Krugman: War Is BAD for the Economy

“War Necessarily Inflicts Severe Economic Harm Even On the Victor”

We pointed out in 2009 that war is bad for the American economy. We noted in 2012 that military spending as “stimulus” can’t work, because conditions are different than they were in World War II.

We’ve reported for years that economists (like Paul Krugman) who believe that war stimulates the economy are wrong.  We exhaustively debunked this claim again just last month.
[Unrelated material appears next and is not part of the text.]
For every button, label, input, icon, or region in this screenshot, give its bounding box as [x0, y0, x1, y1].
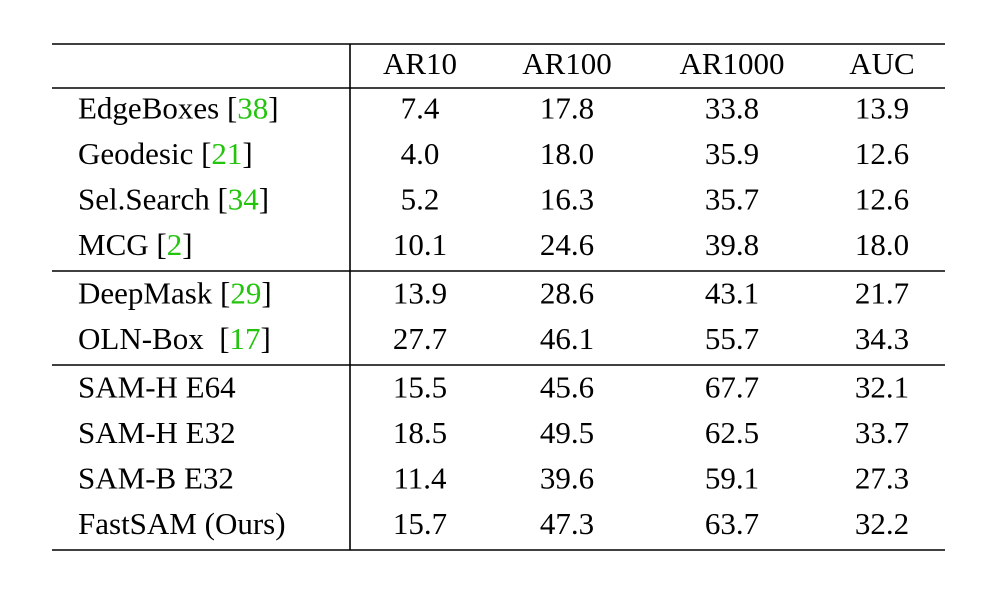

Mr. Krugman has now changed his mind. He wrote yesterday in the New York Times:

If you’re a modern, wealthy nation, however, war — even easy, victorious war — doesn’t pay. And this has been true for a long time. In his famous 1910 book “The Great Illusion,” the British journalist Norman Angell argued that “military power is socially and economically futile.” As he pointed out, in an interdependent world (which already existed in the age of steamships, railroads, and the telegraph), war would necessarily inflict severe economic harm even on the victor. Furthermore, it’s very hard to extract golden eggs from sophisticated economies without killing the goose in the process.

We might add that modern war is very, very expensive. For example, by any estimate the eventual costs (including things like veterans’ care) of the Iraq war will end up being well over $1 trillion, that is, many times Iraq’s entire G.D.P.

So the thesis of “The Great Illusion” was right: Modern nations can’t enrich themselves by waging war.

This is a huge sea-change, and we thank Mr. Krugman for re-examining the evidence.